Brexit-Referendum: Großbritannien verläßt die EU und den Euro



20. Juni 2016

iPhone und iPad

Zumindestens sah das die letzten Tage so aus, glaubt man der Umfrage von Politico. Und es geht dabei ja um einiges, nicht nur für die Engländer, das wird eine Entscheidung die uns alle treffen wird.

Bleiben oder gehen – stay or leave: Am 23. Juni 2016 wird in Großbritannien mit dem EU Referendum über die größte Schicksalsfrage ihres Landes seit dem Zweiten Weltkrieg entscheiden, und zwar ob sie die EU verlassen (Brexit) oder nicht.

Und wer da auf dem Laufenden bleiben möchte und ein Apple iPhone sein Eigen nennt, der kann die aktuellen Umfragen jetzt direkt über die Wallet ansehen. Finde ich eine ziemlich coole Nutzung, eigentlich ist die App ja eher für Tickets, Karten und so Zeug gedacht, aber Politico geht hier einen recht kreativen Weg die Nutzer zu informieren.
brexit-polls

 

Einfach hier hin surfen und die  EU Referendum Tracker card abonnieren. Kostet nichts, du musst dich allerdings vorher kurz anmelden, natürlich musst du ja nicht unbedingt deinen richtigen Namen nehmen..
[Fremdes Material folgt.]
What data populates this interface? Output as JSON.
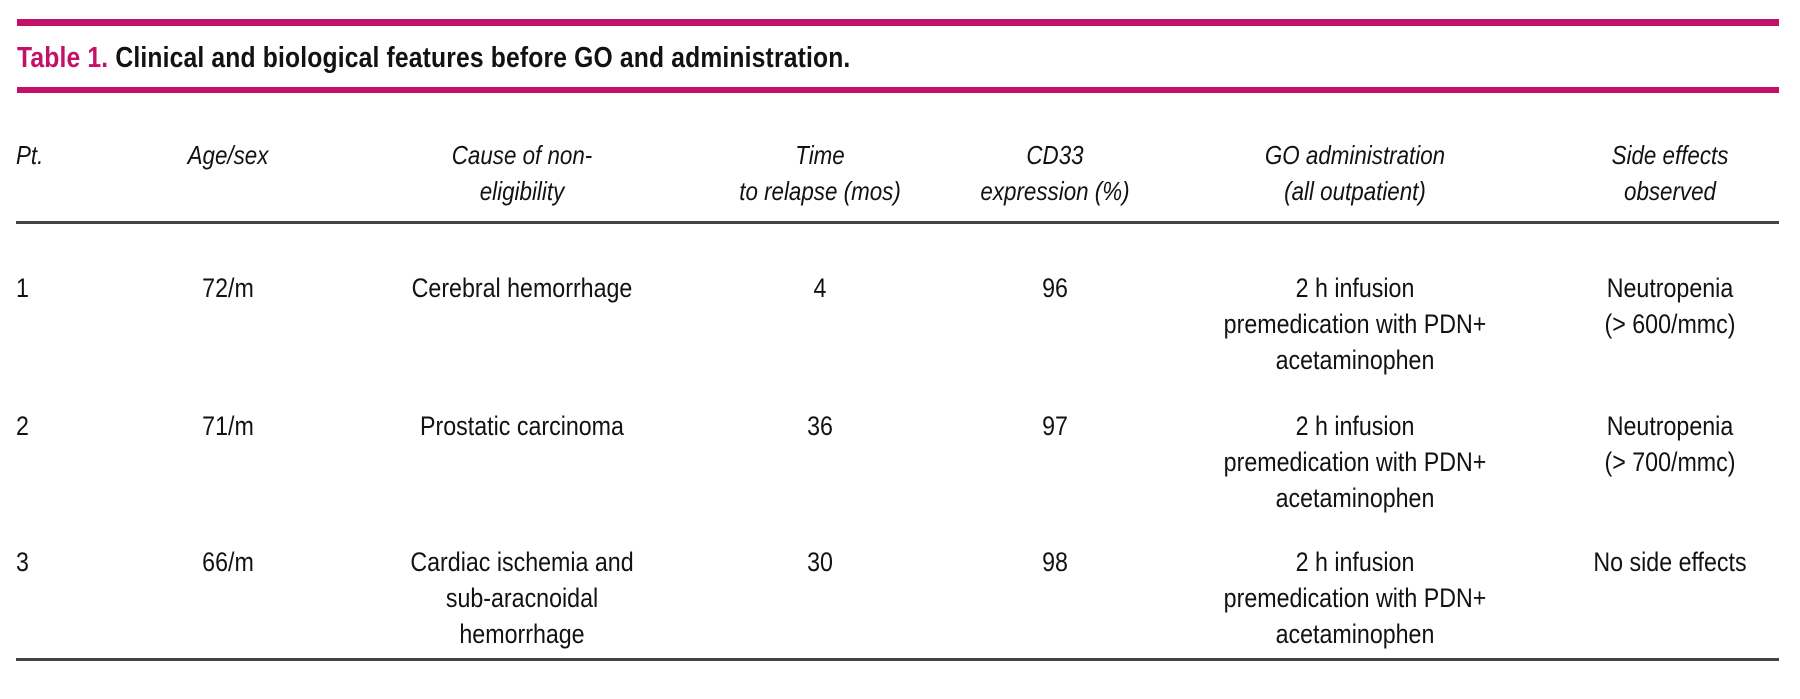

Es sieht auf jeden Fall knapp aus mit der Entscheidung..

Und? Das ist doch mal eine kreative Nutzung der Wallet-APP, oder? Also ich finde das sehr praktisch um einfach mal schnell reinzuschauen, und sie aktualisiert sich automatisch..

About Matthias

P.S.: Wer schreibt denn hier? Mein Name ist Matthias und ich schreibe hier nun schon seit 2007 mit viel Spass. Du kannst mich zusätzlich auch auf Google+ erreichen, aber noch mehr freue ich mich über einen Austausch per Kommentar.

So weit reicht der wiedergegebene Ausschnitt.